Study Design – At the time of the uterine puncture incision, either 0.25 mg or 0.5 mg nitroglycerin or a physiologic sodium chloride solution was administered as an intravenous bolus. Plasma concentrations of nitroglycerin and its metabolites were measured in maternal venous blood and in umbilical blood samples taken immediately after cord clamping. Arterial blood pressure, pulse rates, and Apgar scores were recorded for the neonates 1,5, and 10 minutes after birth.
Conclusion – The level of nitroglycerin in umbilical plasma was two to three orders of magnitude lower than that found in maternal plasma and clearly in a subtherapeutic range. There was no indication that prenatal application of nitroglycerin to facilitate obstetric management is hazardous for neonates.

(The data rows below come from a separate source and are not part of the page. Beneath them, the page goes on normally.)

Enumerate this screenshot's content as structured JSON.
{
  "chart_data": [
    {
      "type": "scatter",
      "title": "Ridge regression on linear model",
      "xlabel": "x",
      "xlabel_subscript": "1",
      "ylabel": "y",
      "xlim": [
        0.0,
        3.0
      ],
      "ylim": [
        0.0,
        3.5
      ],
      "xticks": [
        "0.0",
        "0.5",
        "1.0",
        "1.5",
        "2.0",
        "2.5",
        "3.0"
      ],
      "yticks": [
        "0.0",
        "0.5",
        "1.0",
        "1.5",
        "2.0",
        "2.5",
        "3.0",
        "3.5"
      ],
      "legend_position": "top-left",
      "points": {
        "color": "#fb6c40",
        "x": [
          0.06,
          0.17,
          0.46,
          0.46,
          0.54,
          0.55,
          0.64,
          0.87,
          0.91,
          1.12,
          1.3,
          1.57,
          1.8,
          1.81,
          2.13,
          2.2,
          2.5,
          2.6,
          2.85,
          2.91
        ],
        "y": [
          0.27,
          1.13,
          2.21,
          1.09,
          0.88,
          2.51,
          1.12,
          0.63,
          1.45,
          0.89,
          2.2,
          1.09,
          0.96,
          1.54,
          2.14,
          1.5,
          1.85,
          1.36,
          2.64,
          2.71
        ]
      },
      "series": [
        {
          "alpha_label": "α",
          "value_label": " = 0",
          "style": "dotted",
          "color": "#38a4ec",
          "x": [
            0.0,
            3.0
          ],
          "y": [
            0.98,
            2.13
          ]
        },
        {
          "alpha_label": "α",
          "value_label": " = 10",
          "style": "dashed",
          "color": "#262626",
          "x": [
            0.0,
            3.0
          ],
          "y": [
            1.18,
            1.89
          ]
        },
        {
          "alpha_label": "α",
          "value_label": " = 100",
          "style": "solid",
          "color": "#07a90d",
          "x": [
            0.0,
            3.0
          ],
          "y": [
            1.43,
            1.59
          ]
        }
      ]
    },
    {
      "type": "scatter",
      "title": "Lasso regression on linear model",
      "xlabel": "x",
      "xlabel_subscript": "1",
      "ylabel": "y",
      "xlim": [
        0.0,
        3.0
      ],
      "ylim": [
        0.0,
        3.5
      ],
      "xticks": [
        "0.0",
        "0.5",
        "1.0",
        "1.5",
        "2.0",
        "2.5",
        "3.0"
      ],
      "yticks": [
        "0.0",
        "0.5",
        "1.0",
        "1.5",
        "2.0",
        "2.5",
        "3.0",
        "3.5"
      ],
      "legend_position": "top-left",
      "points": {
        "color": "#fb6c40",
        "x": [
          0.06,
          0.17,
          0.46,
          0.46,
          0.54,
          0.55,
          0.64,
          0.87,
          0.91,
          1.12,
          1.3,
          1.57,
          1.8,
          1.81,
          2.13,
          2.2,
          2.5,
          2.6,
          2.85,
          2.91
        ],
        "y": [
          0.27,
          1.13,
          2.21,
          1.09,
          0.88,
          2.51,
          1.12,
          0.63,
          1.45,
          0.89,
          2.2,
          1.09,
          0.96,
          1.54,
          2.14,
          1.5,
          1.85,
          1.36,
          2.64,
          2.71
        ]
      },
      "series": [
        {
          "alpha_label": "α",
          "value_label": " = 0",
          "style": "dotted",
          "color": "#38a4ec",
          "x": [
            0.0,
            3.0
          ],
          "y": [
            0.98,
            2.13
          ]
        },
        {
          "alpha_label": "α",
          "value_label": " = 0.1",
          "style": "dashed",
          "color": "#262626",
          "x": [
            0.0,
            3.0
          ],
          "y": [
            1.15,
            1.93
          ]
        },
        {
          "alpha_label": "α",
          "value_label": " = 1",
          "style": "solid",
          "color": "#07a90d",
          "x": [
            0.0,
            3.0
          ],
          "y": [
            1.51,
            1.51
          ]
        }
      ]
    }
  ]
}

Doses between 0.05 mg and 1.85 mg glycerol trinitrate have been used successfully for various indications, both subpartum and postpartum, and doses have been applied intravenously, as patches, and as sublingual sprays.
The marked difference between venous and arterial levels of glycerol trinitrate and its metabolites in the umbilical cord indicates that the process of nitrate breakdown is already functioning well before birth.
They conclude that there is no evidence of major risk to the neonate from administration of an intravenous bolus of 0.25 or 0.5 mg glycerol trinitrate to the mother during a cesarean delivery.